Forms: 5 connynge erthe, conyngherth, conyngerthe, Sc. cunnyngarth, 6 cony earth, 6–9 coney (conie, etc.) -garth. [A corruption of ME. conyng-erthe, conig-erthe ‘cony earth,’ in which the final g has been transferred to the second element, which has thus come to be identified with GARTH ‘yard, enclosure.’] A rabbit-warren.

1

c. 1430.  Lydg., in Pol. Rel. & L. Poems (1866), 26. With hem that fyrrettyth, robbe conyngherthys [v.r. conyngerys].

2

c. 1440.  Promp.
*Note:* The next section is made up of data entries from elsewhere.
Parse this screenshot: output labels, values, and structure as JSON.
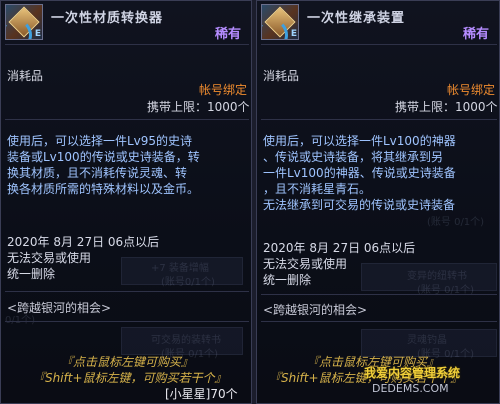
{
  "left": {
    "title": "一次性材质转换器",
    "rarity": "稀有",
    "type": "消耗品",
    "bind": "帐号绑定",
    "limit": "携带上限：1000个",
    "desc": [
      "使用后，可以选择一件Lv95的史诗",
      "装备或Lv100的传说或史诗装备，转",
      "换其材质，且不消耗传说灵魂、转",
      "换各材质所需的特殊材料以及金币。"
    ],
    "date": "2020年 8月 27日 06点以后",
    "note1": "无法交易或使用",
    "note2": "统一删除",
    "source": "<跨越银河的相会>",
    "hint1": "『点击鼠标左键可购买』",
    "hint2": "『Shift+鼠标左键，可购买若干个』",
    "count": "[小星星]70个",
    "icon": "material-converter-icon"
  },
  "right": {
    "title": "一次性继承装置",
    "rarity": "稀有",
    "type": "消耗品",
    "bind": "帐号绑定",
    "limit": "携带上限：1000个",
    "desc": [
      "使用后，可以选择一件Lv100的神器",
      "、传说或史诗装备，将其继承到另",
      "一件Lv100的神器、传说或史诗装备",
      "，且不消耗星青石。",
      "无法继承到可交易的传说或史诗装备"
    ],
    "date": "2020年 8月 27日 06点以后",
    "note1": "无法交易或使用",
    "note2": "统一删除",
    "source": "<跨越银河的相会>",
    "hint1": "『点击鼠标左键可购买』",
    "hint2": "『Shift+鼠标左键，可购买若干个』",
    "icon": "inheritance-device-icon"
  },
  "background": {
    "left_ghost": [
      "+7 装备增幅",
      "(账号0/1个)",
      "0/1个)",
      "可交易的装转书",
      "(账号 0/1个)"
    ],
    "right_ghost": [
      "(账号 0/1个)",
      "变异的纽转书",
      "(账号 0/1个)",
      "灵魂钓晶",
      "(账号 0/1个)"
    ]
  },
  "watermark": {
    "main": "我爱内容管理系统",
    "sub": "DEDEMS.COM"
  },
  "colors": {
    "rarity": "#b58cff",
    "bind": "#f08c2e",
    "desc": "#9fc4ff",
    "hint": "#d6b24a"
  }
}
Parv., 90. Connyngere, or connynge erthe, cunicularium.

3

1493.  in Privy Purse Exp. Hen. VII., ibid., 90. For making of the conyngerthe pale.

4

1494.  Sc. Acts Jas. III. (1814), 107 (Jam.). That na man … tak cunnyngis out of wtheris cunnyngarthis.

5

1530.  Palsgr., 208/1. Cony garthe, garenne.

6

1552.  Huloet, Conigare, or cony earth.

7

1610.  Holland, Camden’s Brit., I. 352. The North downs towards the Tamis for the Conny-garthe.

8

1886.  J. K. Johnstone, Isle of Axholme, 31. The Coney Garth at Haxey, and Koning’s Garth at Wroot.

9

1890.  E. Peacock, (in letter). There is a field in this parish [Bottesford] called the Coney Garth.